New Digital Exhibit Focuses on Bryn Mawr’s Summer School for Women Workers

Posted November 7th, 2013 at 11:55 am.

summer school

Courtesy of Bryn Mawr College Special Collections

“Here I have found a place for myself. I feel I am not just a part of a piece of machinery.”

~ Unidentified Summer School for Women Workers student

In 1921, a time when many worried that modern manufacturing methods were dehumanizing the U.S. labor force, Bryn Mawr College created “The Summer School for Women Workers in Industry,” a program designed to give working women the chance to experience a sampling of the sort of education that remained mostly a luxury for the upper class at the time.

The Albert M. Greenfield Digital Center for the History of Women’s Education recently posted a digital exhibit devoted to the Summer School and the larger movement it spawned, titled “The Summer School for Women Workers: Diversity, Class, and Education.”

Created by Jennifer Redmond, former director of The Greenfield Digital Center, with editorial assistance from Assistant Director Evan McGonagill ’10, the exhibit draws mainly on materials found in Bryn Mawr’s Special Collections, and from the autobiography of Hilda Worthington Smith, a Bryn Mawr graduate and dean who largely developed the Summer School and was its director for 13 years. The exhibit features more than 30 period photos and original documents from the school and its students.

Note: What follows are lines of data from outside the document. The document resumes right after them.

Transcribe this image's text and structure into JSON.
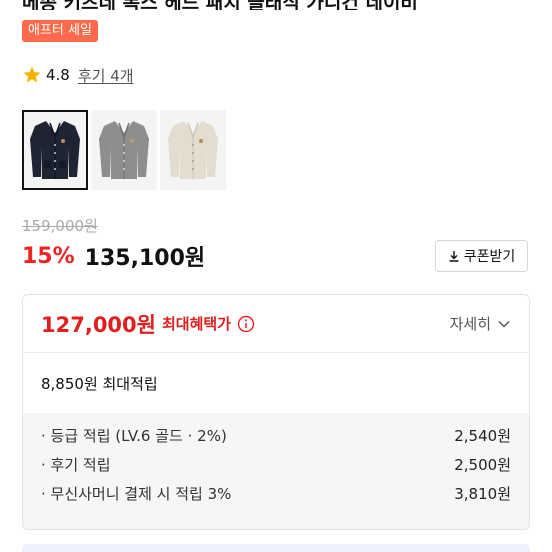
{
  "header": {
    "title_partial": "메종 키츠네 폭스 헤드 패치 클래식 가디건 네이비"
  },
  "badge": {
    "label": "애프터 세일"
  },
  "rating": {
    "score": "4.8",
    "review_link": "후기 4개"
  },
  "thumbnails": [
    {
      "color": "navy",
      "selected": true
    },
    {
      "color": "gray",
      "selected": false
    },
    {
      "color": "beige",
      "selected": false
    }
  ],
  "price": {
    "original": "159,000원",
    "discount": "15%",
    "final": "135,100원",
    "coupon_label": "쿠폰받기"
  },
  "benefit": {
    "max_price": "127,000원",
    "max_label": "최대혜택가",
    "detail_label": "자세히",
    "max_points": "8,850원 최대적립",
    "rows": [
      {
        "label": "· 등급 적립 (LV.6 골드 · 2%)",
        "value": "2,540원"
      },
      {
        "label": "· 후기 적립",
        "value": "2,500원"
      },
      {
        "label": "· 무신사머니 결제 시 적립 3%",
        "value": "3,810원"
      }
    ]
  },
  "colors": {
    "accent_red": "#e01f1f",
    "discount_red": "#f02222",
    "badge_orange": "#ff6a4a",
    "star_yellow": "#f5b400"
  }
}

The Summer School for Women was in place from 1921 to 1938 (except 1935) and similar schools were later developed at Barnard College, the University of Wisconsin-Madison, and in North Carolina.

For more on The Summer School for Women Workers and the students who attended, visit the exhibition.

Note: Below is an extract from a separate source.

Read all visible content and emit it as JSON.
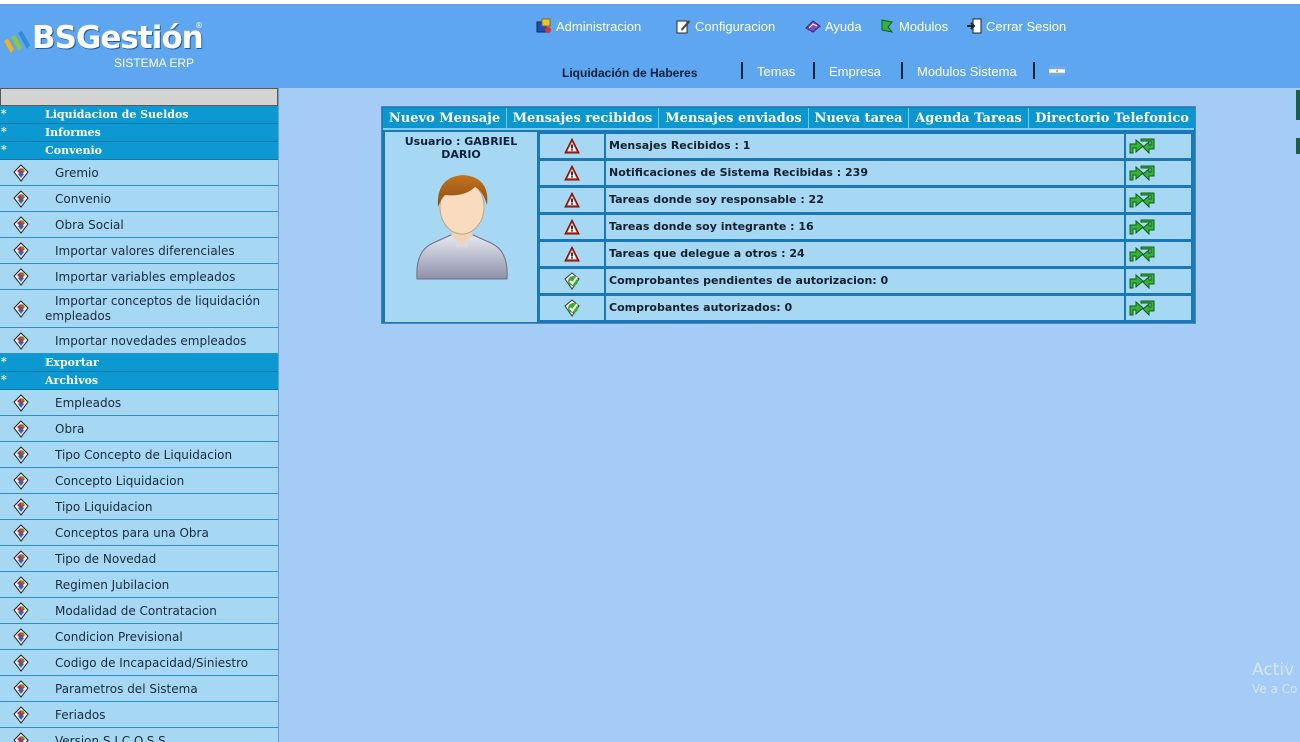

Funded by The Albert M. Greenfield Foundation in Philadelphia, The Albert M. Greenfield Digital Center for the History of Women’s Education aims to foster scholarship and dialogue on the history of women’s education by providing a digital space for inquiry and research into these diverse histories. While drawing on the abundant archival material held at Bryn Mawr College, The Greenfield Digital Center aims to reach out to a global audience, forging important linkages with libraries, archives, and universities interested in the history of women’s education.